Das Geld aus Brüssel ist eine einmalige Chance

Die Chancen dafür stehen historisch gut. Mehr als 190 Milliarden Euro kann Italien aus dem EU-Konjunkturprogramm ausgeben, so viel wie sonst kein anderes Land in Europa. Der große Plan der Regierung des früheren EZB-Chefs Mario Draghi beinhaltet Reformen in der öffentlichen Verwaltung, robuste Steuererleichterungen, längst überfällige Investitionen in Infrastrukturen, Zuschüsse und Darlehen für private Immobilienbesitzer, die renovieren und sanieren möchten. In Rom weiß man, dass der Brüsseler Geldsegen auch eine historische Chance ist, den ärmeren Süden des Landes dem reicheren Norden anzunähern und das Land langfristig zu modernisieren. Es ist vermutlich auch die vorläufig letzte große Chance.
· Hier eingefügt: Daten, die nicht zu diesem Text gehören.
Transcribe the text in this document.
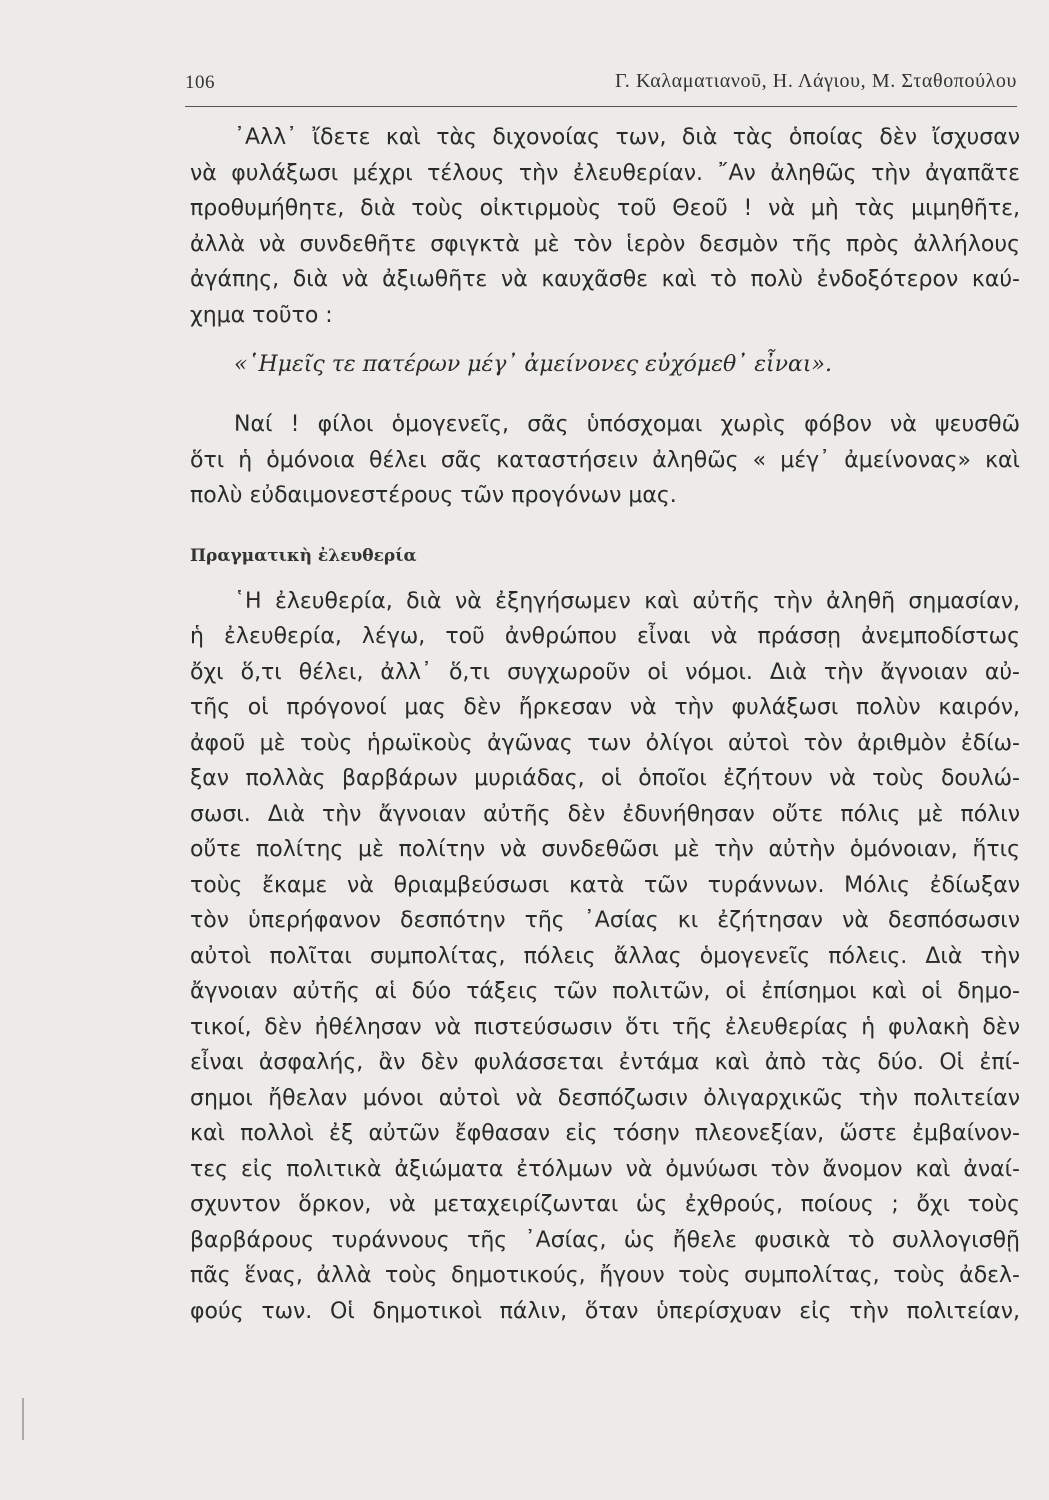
106	Γ. Καλαματιανοῦ, Η. Λάγιου, Μ. Σταθοπούλου
᾿Αλλ᾿ ἴδετε καὶ τὰς διχονοίας των, διὰ τὰς ὁποίας δὲν ἴσχυσαν
νὰ φυλάξωσι μέχρι τέλους τὴν ἐλευθερίαν. ῎Αν ἀληθῶς τὴν ἀγαπᾶτε
προθυμήθητε, διὰ τοὺς οἰκτιρμοὺς τοῦ Θεοῦ ! νὰ μὴ τὰς μιμηθῆτε,
ἀλλὰ νὰ συνδεθῆτε σφιγκτὰ μὲ τὸν ἱερὸν δεσμὸν τῆς πρὸς ἀλλήλους
ἀγάπης, διὰ νὰ ἀξιωθῆτε νὰ καυχᾶσθε καὶ τὸ πολὺ ἐνδοξότερον καύ-
χημα τοῦτο :
«῾Ημεῖς τε πατέρων μέγ᾿ ἀμείνονες εὐχόμεθ᾿ εἶναι».
Ναί ! φίλοι ὁμογενεῖς, σᾶς ὑπόσχομαι χωρὶς φόβον νὰ ψευσθῶ
ὅτι ἡ ὁμόνοια θέλει σᾶς καταστήσειν ἀληθῶς « μέγ᾿ ἀμείνονας» καὶ
πολὺ εὐδαιμονεστέρους τῶν προγόνων μας.
Πραγματικὴ ἐλευθερία
῾Η ἐλευθερία, διὰ νὰ ἐξηγήσωμεν καὶ αὐτῆς τὴν ἀληθῆ σημασίαν,
ἡ ἐλευθερία, λέγω, τοῦ ἀνθρώπου εἶναι νὰ πράσσῃ ἀνεμποδίστως
ὄχι ὅ,τι θέλει, ἀλλ᾿ ὅ,τι συγχωροῦν οἱ νόμοι. Διὰ τὴν ἄγνοιαν αὐ-
τῆς οἱ πρόγονοί μας δὲν ἤρκεσαν νὰ τὴν φυλάξωσι πολὺν καιρόν,
ἀφοῦ μὲ τοὺς ἡρωϊκοὺς ἀγῶνας των ὀλίγοι αὐτοὶ τὸν ἀριθμὸν ἐδίω-
ξαν πολλὰς βαρβάρων μυριάδας, οἱ ὁποῖοι ἐζήτουν νὰ τοὺς δουλώ-
σωσι. Διὰ τὴν ἄγνοιαν αὐτῆς δὲν ἐδυνήθησαν οὔτε πόλις μὲ πόλιν
οὔτε πολίτης μὲ πολίτην νὰ συνδεθῶσι μὲ τὴν αὐτὴν ὁμόνοιαν, ἥτις
τοὺς ἔκαμε νὰ θριαμβεύσωσι κατὰ τῶν τυράννων. Μόλις ἐδίωξαν
τὸν ὑπερήφανον δεσπότην τῆς ᾿Ασίας κι ἐζήτησαν νὰ δεσπόσωσιν
αὐτοὶ πολῖται συμπολίτας, πόλεις ἄλλας ὁμογενεῖς πόλεις. Διὰ τὴν
ἄγνοιαν αὐτῆς αἱ δύο τάξεις τῶν πολιτῶν, οἱ ἐπίσημοι καὶ οἱ δημο-
τικοί, δὲν ἠθέλησαν νὰ πιστεύσωσιν ὅτι τῆς ἐλευθερίας ἡ φυλακὴ δὲν
εἶναι ἀσφαλής, ἂν δὲν φυλάσσεται ἐντάμα καὶ ἀπὸ τὰς δύο. Οἱ ἐπί-
σημοι ἤθελαν μόνοι αὐτοὶ νὰ δεσπόζωσιν ὀλιγαρχικῶς τὴν πολιτείαν
καὶ πολλοὶ ἐξ αὐτῶν ἔφθασαν εἰς τόσην πλεονεξίαν, ὥστε ἐμβαίνον-
τες εἰς πολιτικὰ ἀξιώματα ἐτόλμων νὰ ὀμνύωσι τὸν ἄνομον καὶ ἀναί-
σχυντον ὅρκον, νὰ μεταχειρίζωνται ὡς ἐχθρούς, ποίους ; ὄχι τοὺς
βαρβάρους τυράννους τῆς ᾿Ασίας, ὡς ἤθελε φυσικὰ τὸ συλλογισθῇ
πᾶς ἕνας, ἀλλὰ τοὺς δημοτικούς, ἤγουν τοὺς συμπολίτας, τοὺς ἀδελ-
φούς των. Οἱ δημοτικοὶ πάλιν, ὅταν ὑπερίσχυαν εἰς τὴν πολιτείαν,
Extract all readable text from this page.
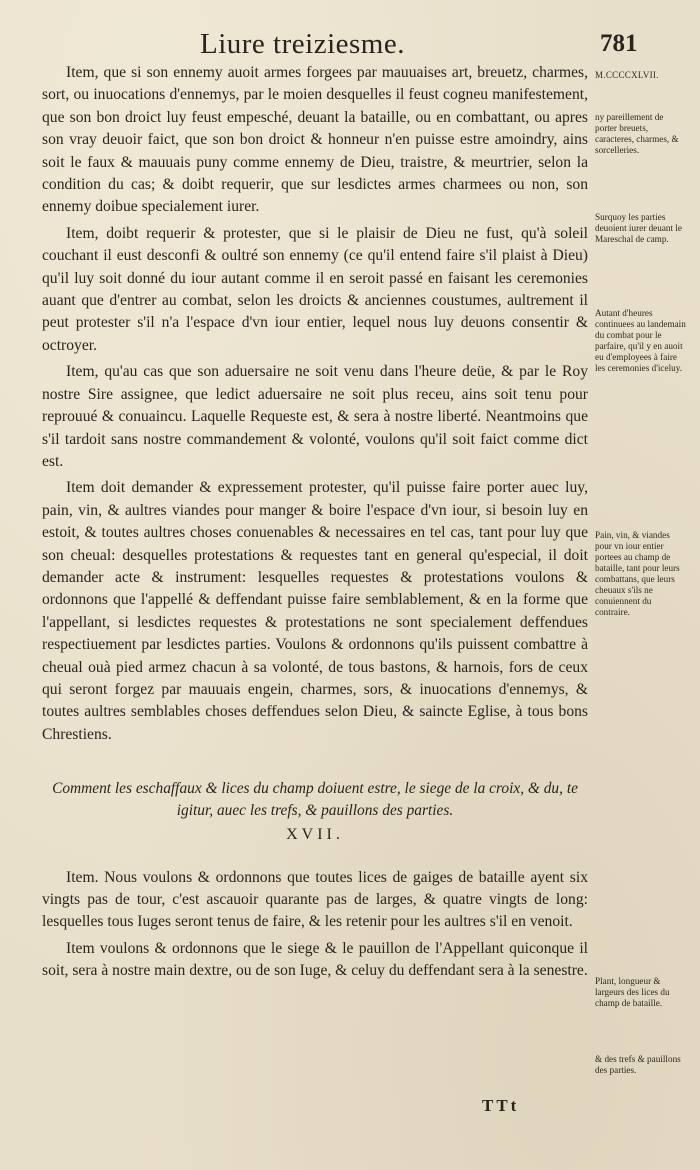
Liure treiziesme.	781

Item, que si son ennemy auoit armes forgees par mauuaises art, breuetz, charmes, sort, ou inuocations d'ennemys, par le moien desquelles il feust cogneu manifestement, que son bon droict luy feust empesché, deuant la bataille, ou en combattant, ou apres son vray deuoir faict, que son bon droict & honneur n'en puisse estre amoindry, ains soit le faux & mauuais puny comme ennemy de Dieu, traistre, & meurtrier, selon la condition du cas; & doibt requerir, que sur lesdictes armes charmees ou non, son ennemy doibue specialement iurer.

Item, doibt requerir & protester, que si le plaisir de Dieu ne fust, qu'à soleil couchant il eust desconfi & oultré son ennemy (ce qu'il entend faire s'il plaist à Dieu) qu'il luy soit donné du iour autant comme il en seroit passé en faisant les ceremonies auant que d'entrer au combat, selon les droicts & anciennes coustumes, aultrement il peut protester s'il n'a l'espace d'vn iour entier, lequel nous luy deuons consentir & octroyer.

Item, qu'au cas que son aduersaire ne soit venu dans l'heure deüe, & par le Roy nostre Sire assignee, que ledict aduersaire ne soit plus receu, ains soit tenu pour reprouué & conuaincu. Laquelle Requeste est, & sera à nostre liberté. Neantmoins que s'il tardoit sans nostre commandement & volonté, voulons qu'il soit faict comme dict est.

Item doit demander & expressement protester, qu'il puisse faire porter auec luy, pain, vin, & aultres viandes pour manger & boire l'espace d'vn iour, si besoin luy en estoit, & toutes aultres choses conuenables & necessaires en tel cas, tant pour luy que son cheual: desquelles protestations & requestes tant en general qu'especial, il doit demander acte & instrument: lesquelles requestes & protestations voulons & ordonnons que l'appellé & deffendant puisse faire semblablement, & en la forme que l'appellant, si lesdictes requestes & protestations ne sont specialement deffendues respectiuement par lesdictes parties. Voulons & ordonnons qu'ils puissent combattre à cheual ouà pied armez chacun à sa volonté, de tous bastons, & harnois, fors de ceux qui seront forgez par mauuais engein, charmes, sors, & inuocations d'ennemys, & toutes aultres semblables choses deffendues selon Dieu, & saincte Eglise, à tous bons Chrestiens.

Comment les eschaffaux & lices du champ doiuent estre, le siege de la croix, & du, te igitur, auec les trefs, & pauillons des parties.
XVII.

Item. Nous voulons & ordonnons que toutes lices de gaiges de bataille ayent six vingts pas de tour, c'est ascauoir quarante pas de larges, & quatre vingts de long: lesquelles tous Iuges seront tenus de faire, & les retenir pour les aultres s'il en venoit.

Item voulons & ordonnons que le siege & le pauillon de l'Appellant quiconque il soit, sera à nostre main dextre, ou de son Iuge, & celuy du deffendant sera à la senestre.

M.CCCCXLVII.
ny pareillement de porter breuets, caracteres, charmes, & sorcelleries.
Surquoy les parties deuoient iurer deuant le Mareschal de camp.
Autant d'heures continuees au landemain du combat pour le parfaire, qu'il y en auoit eu d'employees à faire les ceremonies d'iceluy.
Pain, vin, & viandes pour vn iour entier portees au champ de bataille, tant pour leurs combattans, que leurs cheuaux s'ils ne conuiennent du contraire.
Plant, longueur & largeurs des lices du champ de bataille.
& des trefs & pauillons des parties.
TTt
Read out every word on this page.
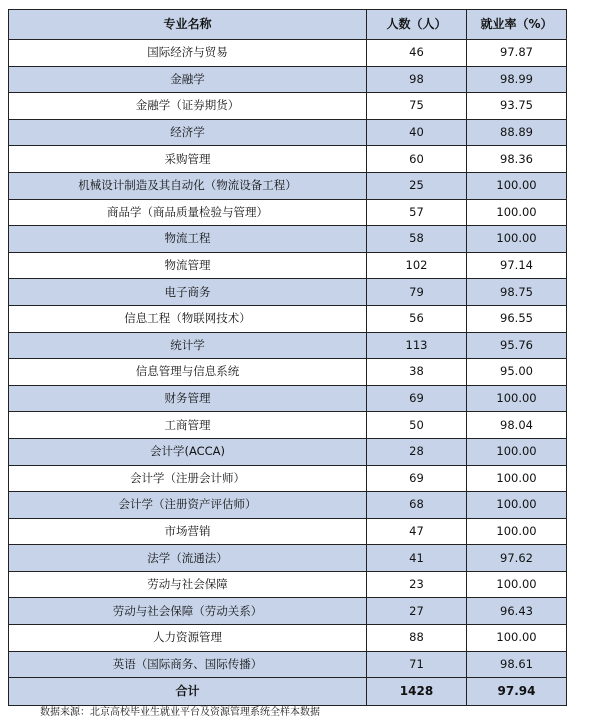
专业名称	人数（人）	就业率（%）
国际经济与贸易	46	97.87
金融学	98	98.99
金融学（证券期货）	75	93.75
经济学	40	88.89
采购管理	60	98.36
机械设计制造及其自动化（物流设备工程）	25	100.00
商品学（商品质量检验与管理）	57	100.00
物流工程	58	100.00
物流管理	102	97.14
电子商务	79	98.75
信息工程（物联网技术）	56	96.55
统计学	113	95.76
信息管理与信息系统	38	95.00
财务管理	69	100.00
工商管理	50	98.04
会计学(ACCA)	28	100.00
会计学（注册会计师）	69	100.00
会计学（注册资产评估师）	68	100.00
市场营销	47	100.00
法学（流通法）	41	97.62
劳动与社会保障	23	100.00
劳动与社会保障（劳动关系）	27	96.43
人力资源管理	88	100.00
英语（国际商务、国际传播）	71	98.61
合计	1428	97.94
数据来源：北京高校毕业生就业平台及资源管理系统全样本数据
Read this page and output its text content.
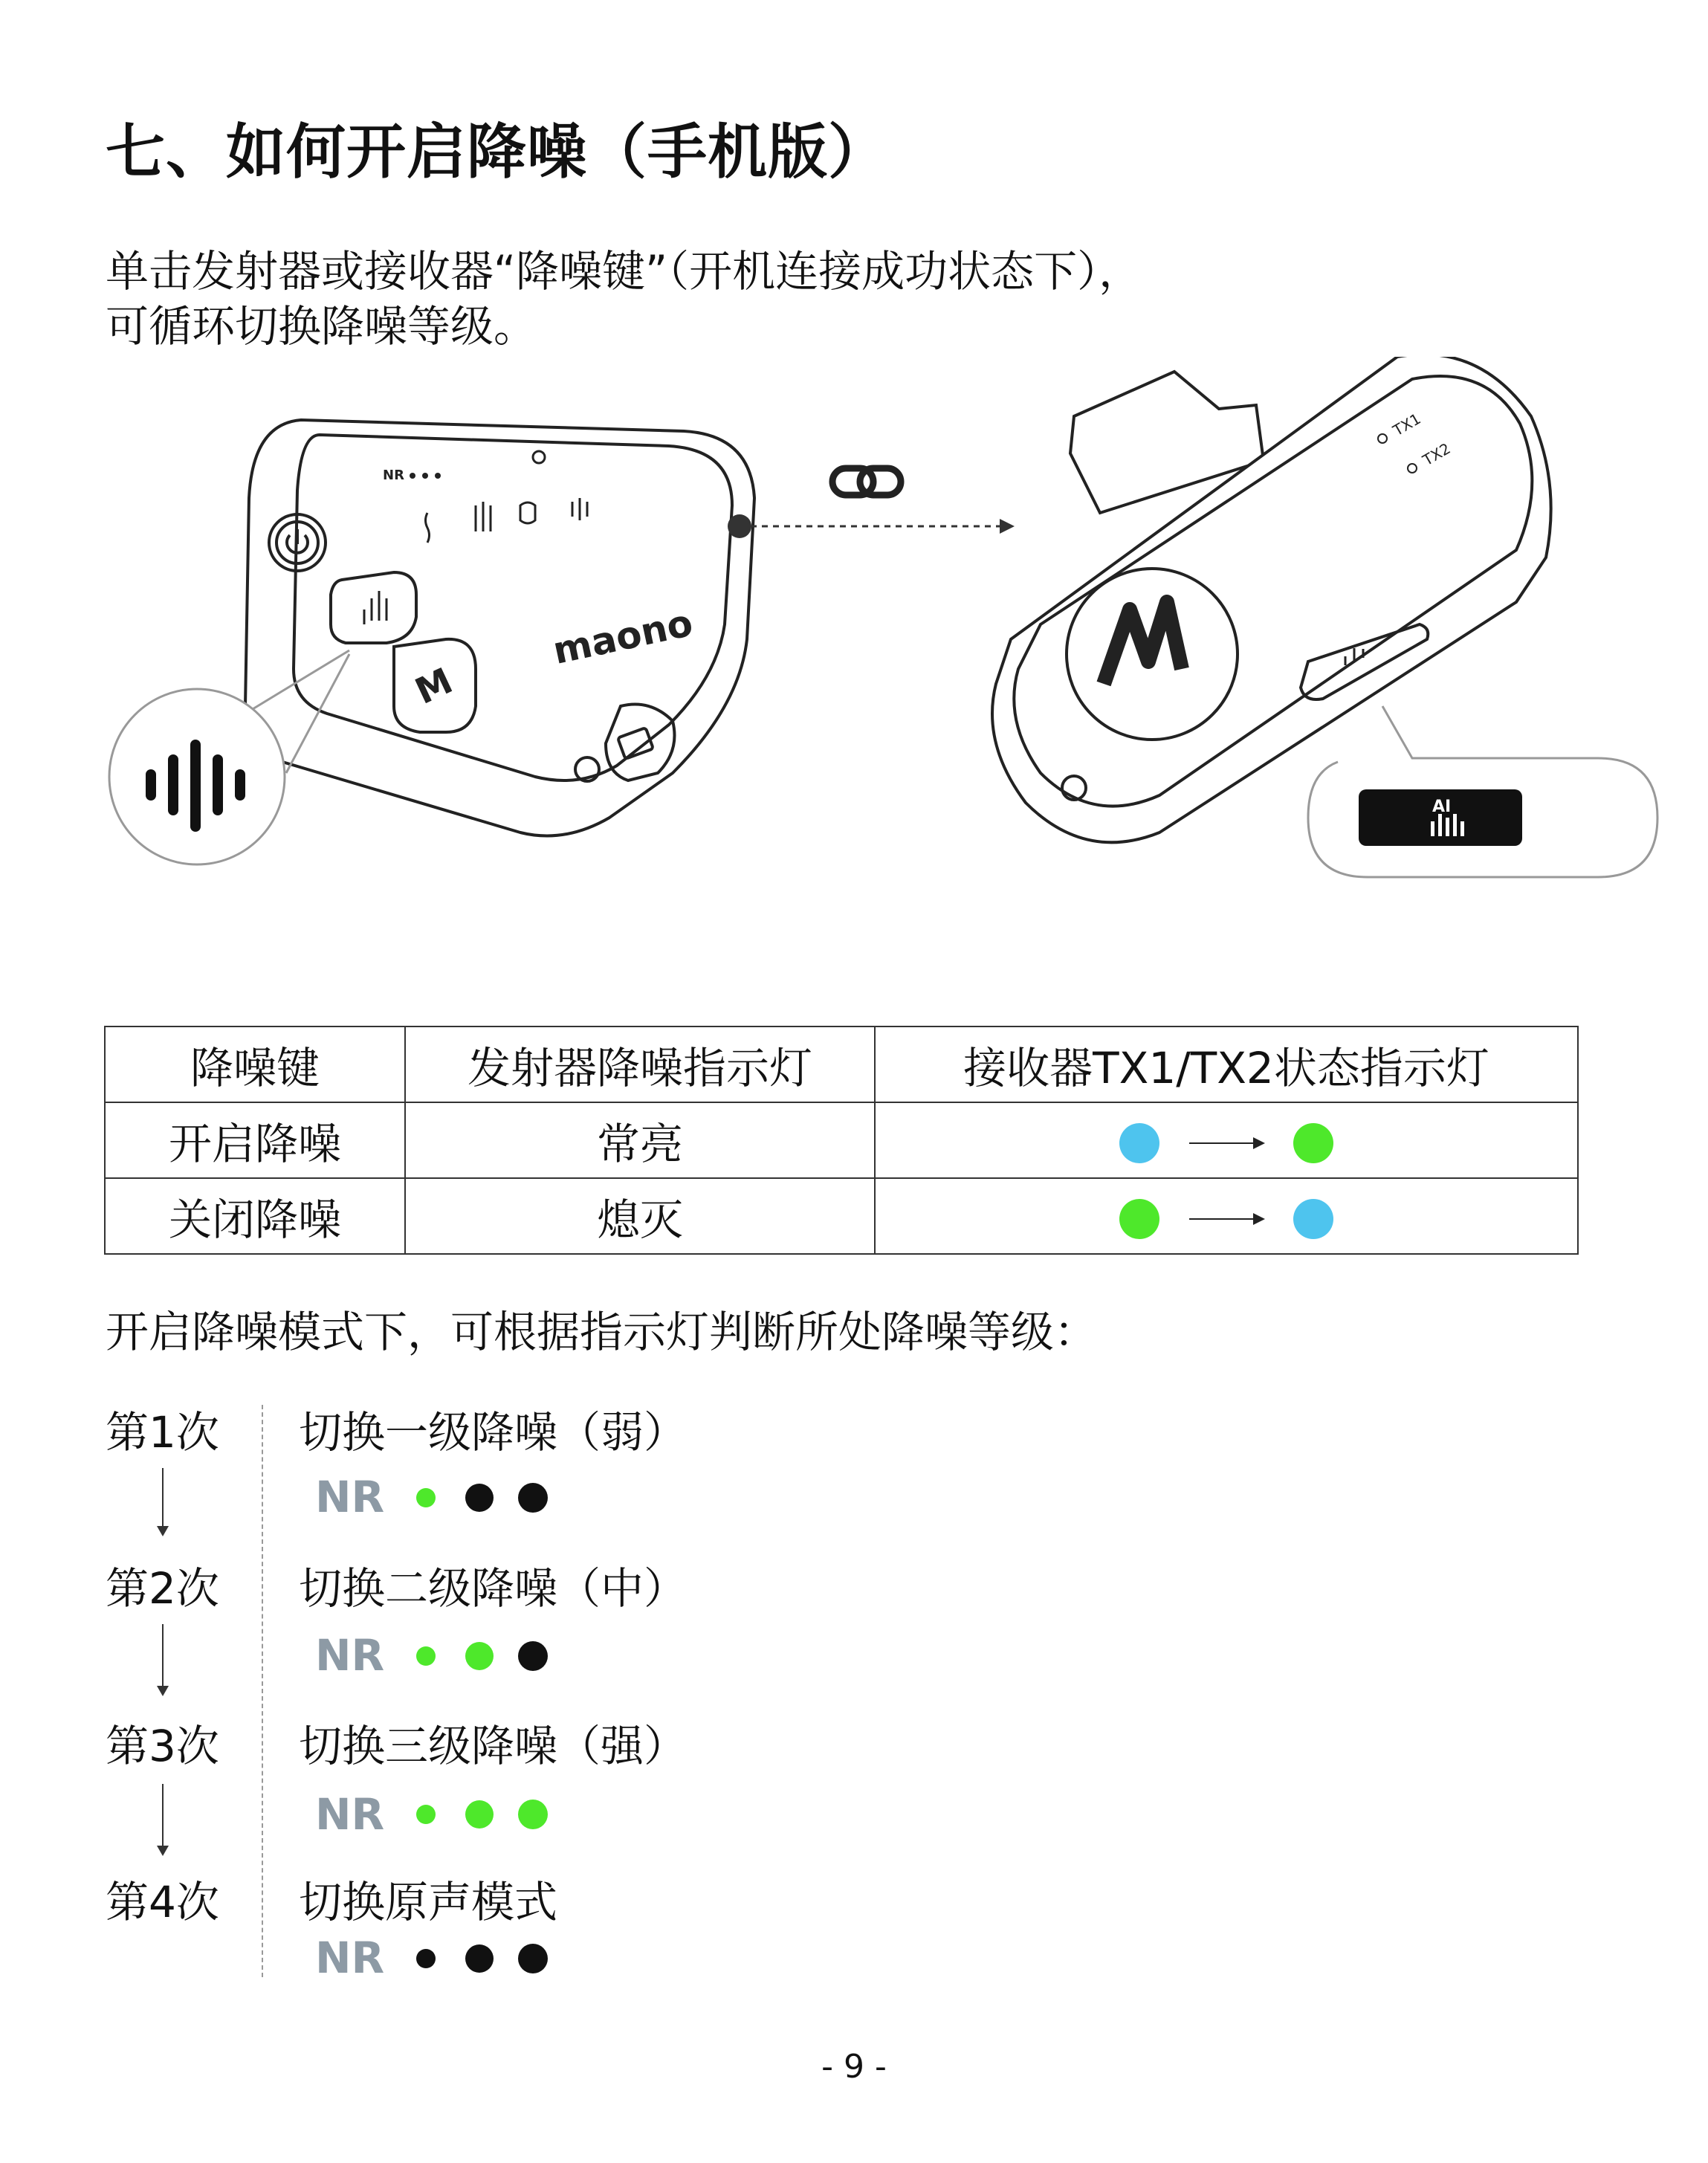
七、如何开启降噪（手机版）
单击发射器或接收器“降噪键”（开机连接成功状态下），
可循环切换降噪等级。
M
maono
NR
TX1
TX2
AI
降噪键	发射器降噪指示灯	接收器TX1/TX2状态指示灯
开启降噪	常亮	
关闭降噪	熄灭	
开启降噪模式下，可根据指示灯判断所处降噪等级：
第1次 切换一级降噪（弱）
NR
第2次 切换二级降噪（中）
NR
第3次 切换三级降噪（强）
NR
第4次 切换原声模式
NR
- 9 -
Und auch wenn die Corona-Fallzahlen seit Tagen wieder stark steigen: In Italien wurde im Laufe des vergangenen Jahres vieles richtig gemacht - und vor allem: schneller, verbindlicher und klarer. Als in Deutschland noch darüber diskutiert wurde, ob man eine Impfpflicht für das Personal in Gesundheits- und Pflegeeinrichtungen ab März 2022 einführen darf, war die Sache in Italien schon längst geklärt und von den meisten akzeptiert worden. Schon seit vergangenem Frühjahr muss das Gesundheitspersonal in Krankenhäusern oder Pflegeheimen geimpft sein. Über eine allgemeine Impflicht wird in Deutschland gestritten, Rom führt sie für alle über 50-Jährigen ein. Schon seit Mitte Dezember gibt es eine Corona-Impfpflicht für Polizisten und Carabinieri.

Wenn also italienische Geschäfte, Kaufhäuser und Pizzerien in den Tagen zwischen Weihnachten und Neujahr erstaunlich gut besucht waren, dann bedeutet das wohl auch: Die Regierung hat es geschafft, den Menschen im Land den Zusammenhang von Freiheit, wirtschaftlichem Erfolg und erfolgreicher Impfkampagne nahezubringen. 2022 wird es nun darum gehen, dass das Land des Jahres 2021 seine neue Rolle nicht wieder verspielt.